The instrumentation is very much from a bygone era of sound. Consisting largely of a combination of guitar and uniquely rhythmic drums. The feeling of realism in consistent in every aspect of the project. Each song ends with an intimate narration that sets the stage for the following song, something like a preface someone would commit to at an alcoholics anonymous meeting. Love is lost and found in any number of ways in Lyfe’s life. He poetically traverses an acoustic guitar and the echoes of soft finger snaps on ‘Hypothetically’, which imagines the ‘what-ifs’ that are present in every relationship. The stresses of the relationship had proved too much for our storyteller as he learns to appreciate life outside a relationship on the funky and upbeat, ‘Smile’.
The gravity of real life problems is discerned on the almost bluesy, ‘Greedy’ which has Lyfe baring his private life and hiding from cops for a reason entirely different than we are used to hearing in music, child support.

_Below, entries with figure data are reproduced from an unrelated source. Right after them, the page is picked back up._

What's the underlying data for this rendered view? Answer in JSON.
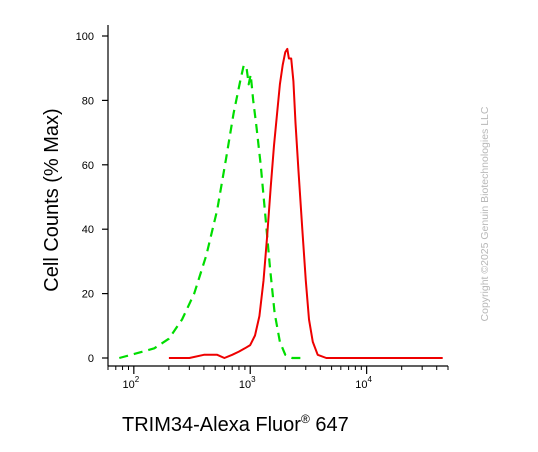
{
  "chart_data": {
    "type": "line",
    "ylabel": "Cell Counts (% Max)",
    "xlabel_main": "TRIM34-Alexa Fluor",
    "xlabel_sup": "®",
    "xlabel_tail": "647",
    "xscale": "log",
    "xlim": [
      60,
      50000
    ],
    "ylim": [
      0,
      105
    ],
    "yticks": [
      0,
      20,
      40,
      60,
      80,
      100
    ],
    "xticks": [
      {
        "value": 100,
        "base": "10",
        "exp": "2"
      },
      {
        "value": 1000,
        "base": "10",
        "exp": "3"
      },
      {
        "value": 10000,
        "base": "10",
        "exp": "4"
      }
    ],
    "series": [
      {
        "color": "#00dd00",
        "dash": "dashed",
        "points": [
          [
            75,
            0
          ],
          [
            95,
            1
          ],
          [
            120,
            2
          ],
          [
            150,
            3
          ],
          [
            200,
            6
          ],
          [
            260,
            12
          ],
          [
            330,
            20
          ],
          [
            420,
            32
          ],
          [
            520,
            46
          ],
          [
            620,
            62
          ],
          [
            720,
            76
          ],
          [
            820,
            86
          ],
          [
            880,
            91
          ],
          [
            930,
            90
          ],
          [
            970,
            85
          ],
          [
            1010,
            88
          ],
          [
            1060,
            80
          ],
          [
            1130,
            72
          ],
          [
            1230,
            60
          ],
          [
            1350,
            44
          ],
          [
            1480,
            28
          ],
          [
            1620,
            14
          ],
          [
            1800,
            5
          ],
          [
            2000,
            1
          ],
          [
            2300,
            0
          ],
          [
            2800,
            0
          ]
        ]
      },
      {
        "color": "#ee0000",
        "dash": "solid",
        "points": [
          [
            200,
            0
          ],
          [
            300,
            0
          ],
          [
            400,
            1
          ],
          [
            520,
            1
          ],
          [
            600,
            0
          ],
          [
            700,
            1
          ],
          [
            800,
            2
          ],
          [
            900,
            3
          ],
          [
            1000,
            4
          ],
          [
            1100,
            7
          ],
          [
            1200,
            13
          ],
          [
            1300,
            24
          ],
          [
            1400,
            38
          ],
          [
            1500,
            53
          ],
          [
            1600,
            66
          ],
          [
            1700,
            76
          ],
          [
            1800,
            85
          ],
          [
            1900,
            91
          ],
          [
            2000,
            95
          ],
          [
            2080,
            96
          ],
          [
            2150,
            93
          ],
          [
            2250,
            93
          ],
          [
            2350,
            86
          ],
          [
            2450,
            73
          ],
          [
            2600,
            58
          ],
          [
            2800,
            40
          ],
          [
            3000,
            24
          ],
          [
            3200,
            12
          ],
          [
            3450,
            5
          ],
          [
            3800,
            1
          ],
          [
            4500,
            0
          ],
          [
            8000,
            0
          ],
          [
            20000,
            0
          ],
          [
            45000,
            0
          ]
        ]
      }
    ]
  },
  "watermark": "Copyright ©2025 Genuin Biotechnologies LLC"
}
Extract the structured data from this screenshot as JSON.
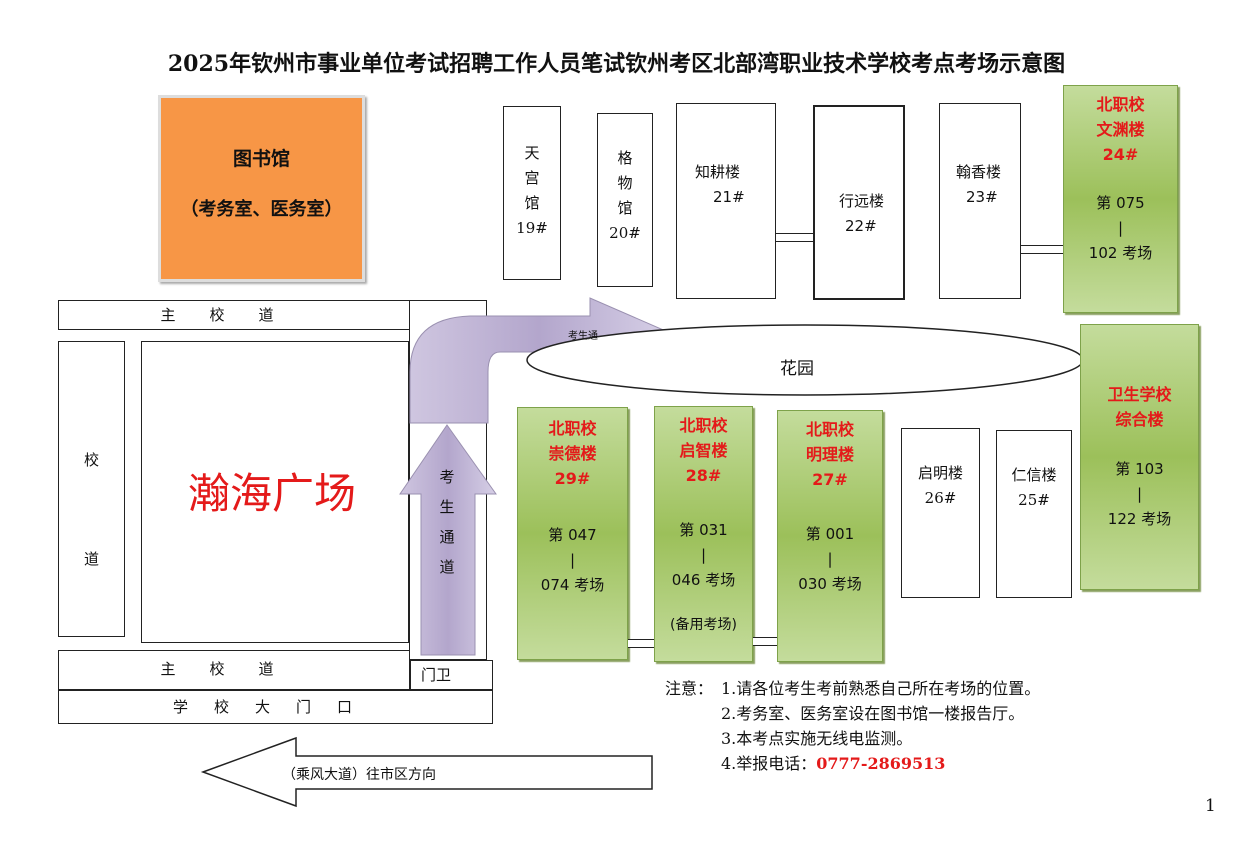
{
  "title": "2025年钦州市事业单位考试招聘工作人员笔试钦州考区北部湾职业技术学校考点考场示意图",
  "library": {
    "name": "图书馆",
    "note": "（考务室、医务室）",
    "color": "#F79646"
  },
  "buildings": {
    "b19": {
      "lines": [
        "天",
        "宫",
        "馆",
        "19#"
      ]
    },
    "b20": {
      "lines": [
        "格",
        "物",
        "馆",
        "20#"
      ]
    },
    "b21": {
      "name": "知耕楼",
      "num": "21#"
    },
    "b22": {
      "name": "行远楼",
      "num": "22#"
    },
    "b23": {
      "name": "翰香楼",
      "num": "23#"
    },
    "b24": {
      "school": "北职校",
      "name": "文渊楼",
      "num": "24#",
      "from": "第 075",
      "sep": "|",
      "to": "102 考场"
    },
    "b29": {
      "school": "北职校",
      "name": "崇德楼",
      "num": "29#",
      "from": "第 047",
      "sep": "|",
      "to": "074 考场"
    },
    "b28": {
      "school": "北职校",
      "name": "启智楼",
      "num": "28#",
      "from": "第 031",
      "sep": "|",
      "to": "046 考场",
      "note": "(备用考场)"
    },
    "b27": {
      "school": "北职校",
      "name": "明理楼",
      "num": "27#",
      "from": "第 001",
      "sep": "|",
      "to": "030 考场"
    },
    "b26": {
      "name": "启明楼",
      "num": "26#"
    },
    "b25": {
      "name": "仁信楼",
      "num": "25#"
    },
    "health": {
      "name1": "卫生学校",
      "name2": "综合楼",
      "from": "第 103",
      "sep": "|",
      "to": "122 考场"
    }
  },
  "roads": {
    "main_top": "主校道",
    "side": [
      "校",
      "道"
    ],
    "main_bottom": "主校道",
    "gate_guard": "门卫",
    "gate": "学校大门口"
  },
  "plaza": "瀚海广场",
  "garden": "花园",
  "paths": {
    "curved": "考生通",
    "vertical": [
      "考",
      "生",
      "通",
      "道"
    ]
  },
  "direction_arrow": "（乘风大道）往市区方向",
  "notes": {
    "label": "注意：",
    "items": [
      "1.请各位考生考前熟悉自己所在考场的位置。",
      "2.考务室、医务室设在图书馆一楼报告厅。",
      "3.本考点实施无线电监测。"
    ],
    "hotline_label": "4.举报电话：",
    "hotline": "0777-2869513"
  },
  "page_number": "1",
  "colors": {
    "exam_building": "#9BBB59",
    "highlight_text": "#E41A1A",
    "arrow": "#B7A9CF"
  }
}
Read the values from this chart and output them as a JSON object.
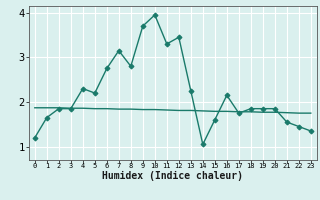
{
  "xlabel": "Humidex (Indice chaleur)",
  "x_values": [
    0,
    1,
    2,
    3,
    4,
    5,
    6,
    7,
    8,
    9,
    10,
    11,
    12,
    13,
    14,
    15,
    16,
    17,
    18,
    19,
    20,
    21,
    22,
    23
  ],
  "line1_y": [
    1.2,
    1.65,
    1.85,
    1.85,
    2.3,
    2.2,
    2.75,
    3.15,
    2.8,
    3.7,
    3.95,
    3.3,
    3.45,
    2.25,
    1.05,
    1.6,
    2.15,
    1.75,
    1.85,
    1.85,
    1.85,
    1.55,
    1.45,
    1.35
  ],
  "line2_y": [
    1.87,
    1.87,
    1.87,
    1.86,
    1.86,
    1.85,
    1.85,
    1.84,
    1.84,
    1.83,
    1.83,
    1.82,
    1.81,
    1.81,
    1.8,
    1.79,
    1.79,
    1.78,
    1.78,
    1.77,
    1.77,
    1.76,
    1.75,
    1.75
  ],
  "line_color": "#1a7a6a",
  "bg_color": "#daf0ee",
  "grid_color": "#ffffff",
  "ylim": [
    0.7,
    4.15
  ],
  "xlim": [
    -0.5,
    23.5
  ],
  "yticks": [
    1,
    2,
    3,
    4
  ],
  "xticks": [
    0,
    1,
    2,
    3,
    4,
    5,
    6,
    7,
    8,
    9,
    10,
    11,
    12,
    13,
    14,
    15,
    16,
    17,
    18,
    19,
    20,
    21,
    22,
    23
  ]
}
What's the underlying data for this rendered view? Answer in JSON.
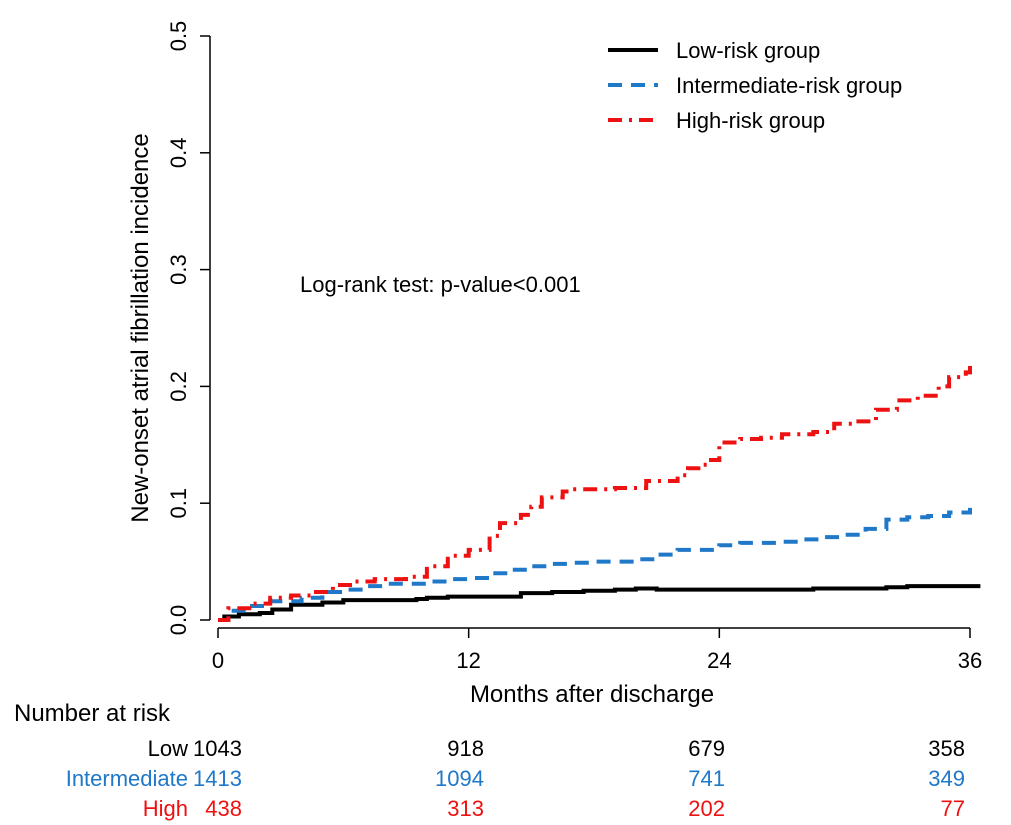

It is a very one-sided look at a highly complex issue but Lyfe makes it hard to hate him for dodging his bills after he explains the story through his lense. This dynamic exposes some of Lyfe’s faults and only helps to humanize him even further. Of everything I have already mentioned that makes this music so appealing, nothing does more for this man than his voice. Why you ask? Simple, Lyfe’s voice is one of a kind. It’s paradoxical in the sense that it retains a weighty grittiness while consistently sounding smooth. It’s sandpaper lined in silk and rarely has struggle ever sounded so easy and oh so good.